TARİHİ YERLER

Zelzele (deprem) kuyuları ve kuyuların önemi

Osmanlı İmparatoru 2. Beyazıd’ın döneminde , 14 Eylül 1509 yılında İstanbul'da yıkıcı deprem olur. ”Kıyamet-i Sugra” yani ”Küçük Kıyamet” olarak adlandırılmıştır. İstanbul'un bir çok mimari yapısı ve halkı zarar görür. Daha sonraları 2. Beyazıd , depremlerde mimari yapılar ve halk zarar görmemesi için mimari yapıların etrefına yerin altında biriken gazı yerin üstüne çıkışını sağlamak ve de binaların temellerinde oluşan nem , rutubet ve su birikintilerini bu kuyularda toplanmasını sağlamak maksadıyla derin kuyular açtırmıştır. Bir söylentiye göre , Padişah II.Beyazıd , İstanbul surları içerisinde 400'den civarında kuyular açtırmıştır.
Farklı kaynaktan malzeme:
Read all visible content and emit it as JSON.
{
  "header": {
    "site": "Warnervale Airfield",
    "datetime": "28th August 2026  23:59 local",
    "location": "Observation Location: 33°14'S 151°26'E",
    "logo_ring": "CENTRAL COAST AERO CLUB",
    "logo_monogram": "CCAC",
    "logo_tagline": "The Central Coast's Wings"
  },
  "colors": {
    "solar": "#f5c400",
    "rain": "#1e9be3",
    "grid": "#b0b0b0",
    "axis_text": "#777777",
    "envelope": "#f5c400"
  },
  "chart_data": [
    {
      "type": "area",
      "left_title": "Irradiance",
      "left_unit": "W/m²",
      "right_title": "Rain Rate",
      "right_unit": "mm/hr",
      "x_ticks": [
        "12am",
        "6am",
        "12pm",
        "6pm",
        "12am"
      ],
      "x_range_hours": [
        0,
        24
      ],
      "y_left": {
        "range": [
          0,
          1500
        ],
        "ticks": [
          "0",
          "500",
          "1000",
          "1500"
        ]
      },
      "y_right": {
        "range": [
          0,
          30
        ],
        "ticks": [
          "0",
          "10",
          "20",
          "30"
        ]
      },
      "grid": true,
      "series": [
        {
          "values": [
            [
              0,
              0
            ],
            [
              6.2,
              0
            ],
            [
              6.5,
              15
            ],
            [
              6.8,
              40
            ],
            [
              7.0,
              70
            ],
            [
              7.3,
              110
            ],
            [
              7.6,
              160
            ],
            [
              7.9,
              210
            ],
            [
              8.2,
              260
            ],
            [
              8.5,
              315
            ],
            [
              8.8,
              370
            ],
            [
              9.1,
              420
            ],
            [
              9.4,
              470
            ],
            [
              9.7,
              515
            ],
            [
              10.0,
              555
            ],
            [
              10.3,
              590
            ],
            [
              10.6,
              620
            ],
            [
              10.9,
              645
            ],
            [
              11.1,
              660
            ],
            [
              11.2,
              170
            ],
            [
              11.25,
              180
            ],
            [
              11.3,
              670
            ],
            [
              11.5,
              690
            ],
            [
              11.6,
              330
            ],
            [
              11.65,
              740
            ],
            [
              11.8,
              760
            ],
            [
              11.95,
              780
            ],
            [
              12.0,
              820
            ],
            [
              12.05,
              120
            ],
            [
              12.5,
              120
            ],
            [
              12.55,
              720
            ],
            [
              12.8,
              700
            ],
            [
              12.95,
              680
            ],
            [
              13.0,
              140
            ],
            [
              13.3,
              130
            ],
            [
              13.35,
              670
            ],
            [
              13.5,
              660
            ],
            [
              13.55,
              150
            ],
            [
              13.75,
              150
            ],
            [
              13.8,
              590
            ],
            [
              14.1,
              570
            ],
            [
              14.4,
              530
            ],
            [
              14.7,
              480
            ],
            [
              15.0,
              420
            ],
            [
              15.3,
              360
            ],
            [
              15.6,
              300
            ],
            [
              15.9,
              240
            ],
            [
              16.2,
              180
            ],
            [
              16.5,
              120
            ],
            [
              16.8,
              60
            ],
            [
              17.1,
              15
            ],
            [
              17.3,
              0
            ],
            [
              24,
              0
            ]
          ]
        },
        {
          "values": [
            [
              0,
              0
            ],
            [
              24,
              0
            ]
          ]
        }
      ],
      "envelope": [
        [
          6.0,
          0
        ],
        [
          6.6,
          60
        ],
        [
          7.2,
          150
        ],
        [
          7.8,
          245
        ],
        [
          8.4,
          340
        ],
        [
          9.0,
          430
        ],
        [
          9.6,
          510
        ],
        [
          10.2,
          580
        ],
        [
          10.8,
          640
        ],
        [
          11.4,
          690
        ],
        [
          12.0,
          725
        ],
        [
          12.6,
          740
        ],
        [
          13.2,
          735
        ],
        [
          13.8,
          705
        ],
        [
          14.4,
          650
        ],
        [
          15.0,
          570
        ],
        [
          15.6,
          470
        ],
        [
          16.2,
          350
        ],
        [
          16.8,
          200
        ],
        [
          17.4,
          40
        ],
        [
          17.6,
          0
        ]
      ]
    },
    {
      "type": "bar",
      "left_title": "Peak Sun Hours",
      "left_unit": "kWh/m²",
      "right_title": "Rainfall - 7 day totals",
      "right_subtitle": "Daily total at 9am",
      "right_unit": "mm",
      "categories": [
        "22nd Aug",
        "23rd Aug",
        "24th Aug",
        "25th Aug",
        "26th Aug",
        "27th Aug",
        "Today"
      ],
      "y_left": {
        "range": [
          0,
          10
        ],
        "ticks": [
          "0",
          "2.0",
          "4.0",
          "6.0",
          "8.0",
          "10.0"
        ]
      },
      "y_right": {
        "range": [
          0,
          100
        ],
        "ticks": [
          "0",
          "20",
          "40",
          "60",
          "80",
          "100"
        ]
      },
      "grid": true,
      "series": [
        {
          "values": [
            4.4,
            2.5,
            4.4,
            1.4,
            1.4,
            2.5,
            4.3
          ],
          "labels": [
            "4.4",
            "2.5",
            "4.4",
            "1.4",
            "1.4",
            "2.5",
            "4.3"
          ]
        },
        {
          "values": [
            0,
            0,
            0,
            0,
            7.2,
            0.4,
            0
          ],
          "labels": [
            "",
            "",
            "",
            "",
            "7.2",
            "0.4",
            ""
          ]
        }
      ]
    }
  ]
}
Zelzele (deprem) kuyuları ve kuyuların önemi

Sultan Süleyman Han döneminde Mimar Sinan tarafından inşa edilen Süleymaniye Camisinin etrafında bir çok kuyu açılmış , bu kuyuların adına "zelzele kuyuları” denilmiştir. 
İstanbul 1509 yılından sonra , İstanbul, 1556, 1766 ve 1894 yıllarında da oluşan depremlerde büyük hasarlar görmüştür. Osmanlı döneminde halkın ahşap ev tercih etmesinin sebeblerinden biride , depremlerde halkın ve evcil hayvanların fazla zarar görmemesi içindir. 
1999 yılında gerçekleşen Marmara depreminden sonra gazetelerde çıkan küçük haberlerinden birinde ; İzmit-Solaklar Köyü sakinlerinden öğrenilen bilgiye göre , Osmanlı döneminden kalan kuyular sayesinde , köyde yıkıcı bir durum olmamıştır. 
Günümüzde bir çok yıkıcı depremler olmaktadır. Yüksek binalar yapılmaktadır , fakat yüksek binarın yakınına derin kuyular açılmamaktadır. Bu konuda devlet yetkilerine bir uyarımız olmalıdır. Deprem acı bir doğa olayıdır , deprem için gereken önlemleri almak gerekmektedir. Her türlü tetbir düşünülmeli ve uygulanmalıdır.